I ended up implementing some of my automations with Rule Machine 4.0 on HE and after I got the hang of it, I am very pleased. My more complex automations are running in Webcore on the HE. I also rely heavily on Echo Speaks and it is running perfectly on HE as well.
I was also able to configure MyQ Chamberlain Garage Door SmartApp in HE and it works perfectly which was one of my concerns.
My obscure button controllers also worked well. Someone in the community had written an interface for my BOND Ceiling Fan remote RF controller and it works great. I use Alexa to control all of my devices and the Alexa skill works perfectly. I enabled Chromecast Integration but I am not entirely sure what that gives me. The Sonos Integration is perfect.

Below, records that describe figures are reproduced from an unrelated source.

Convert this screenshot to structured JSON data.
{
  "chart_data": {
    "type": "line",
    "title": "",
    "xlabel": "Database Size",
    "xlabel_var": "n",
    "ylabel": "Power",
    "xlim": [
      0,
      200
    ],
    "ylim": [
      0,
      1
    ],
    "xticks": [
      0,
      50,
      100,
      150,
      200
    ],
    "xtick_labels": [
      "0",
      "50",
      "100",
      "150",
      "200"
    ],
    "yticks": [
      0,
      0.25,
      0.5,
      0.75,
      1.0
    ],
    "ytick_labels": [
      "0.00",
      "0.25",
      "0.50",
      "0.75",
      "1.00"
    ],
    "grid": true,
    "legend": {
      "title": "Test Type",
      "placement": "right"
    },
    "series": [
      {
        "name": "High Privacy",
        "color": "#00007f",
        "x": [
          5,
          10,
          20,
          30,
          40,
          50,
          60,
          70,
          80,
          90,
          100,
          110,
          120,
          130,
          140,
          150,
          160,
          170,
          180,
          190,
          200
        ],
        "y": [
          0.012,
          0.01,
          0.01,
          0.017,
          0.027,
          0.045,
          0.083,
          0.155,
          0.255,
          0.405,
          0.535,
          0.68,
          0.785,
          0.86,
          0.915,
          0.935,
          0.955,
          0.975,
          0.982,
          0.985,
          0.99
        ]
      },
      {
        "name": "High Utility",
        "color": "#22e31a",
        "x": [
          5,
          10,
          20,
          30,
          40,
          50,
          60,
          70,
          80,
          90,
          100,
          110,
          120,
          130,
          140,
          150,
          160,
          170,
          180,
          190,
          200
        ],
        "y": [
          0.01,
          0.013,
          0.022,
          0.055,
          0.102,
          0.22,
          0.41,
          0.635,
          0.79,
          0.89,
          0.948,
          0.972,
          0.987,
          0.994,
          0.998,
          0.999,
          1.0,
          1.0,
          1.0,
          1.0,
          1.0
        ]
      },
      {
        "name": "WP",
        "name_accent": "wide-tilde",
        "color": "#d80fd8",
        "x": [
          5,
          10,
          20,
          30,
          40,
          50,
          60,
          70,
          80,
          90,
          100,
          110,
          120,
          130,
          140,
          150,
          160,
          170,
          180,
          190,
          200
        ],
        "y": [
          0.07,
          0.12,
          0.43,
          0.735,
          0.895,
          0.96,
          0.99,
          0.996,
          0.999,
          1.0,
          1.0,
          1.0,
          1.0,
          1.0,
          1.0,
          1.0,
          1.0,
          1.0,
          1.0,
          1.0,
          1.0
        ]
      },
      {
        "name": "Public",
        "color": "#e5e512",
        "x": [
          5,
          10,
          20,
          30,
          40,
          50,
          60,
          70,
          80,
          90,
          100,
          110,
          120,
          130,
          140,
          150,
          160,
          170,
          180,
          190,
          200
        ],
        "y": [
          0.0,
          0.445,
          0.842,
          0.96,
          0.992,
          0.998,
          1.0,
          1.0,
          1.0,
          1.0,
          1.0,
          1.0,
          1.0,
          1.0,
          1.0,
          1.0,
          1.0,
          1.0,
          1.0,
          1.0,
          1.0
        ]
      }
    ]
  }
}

I created a dashboard for every room plus an environmental dashboard. I use the OpenWeatherMap API for weather and it is awesome.
I configured Lock Code Manager and Mode Manager to help me with HSM. The HSM presence monitor for mobile phones works great, unlike the ST predecessor. I use the Philips Hue connect to handle my 28 Philips Hue bulbs and it works great too.
Here's my list of automations as they stand now.
Bottom line, this is great. Kudos to the HE team and all the community posters.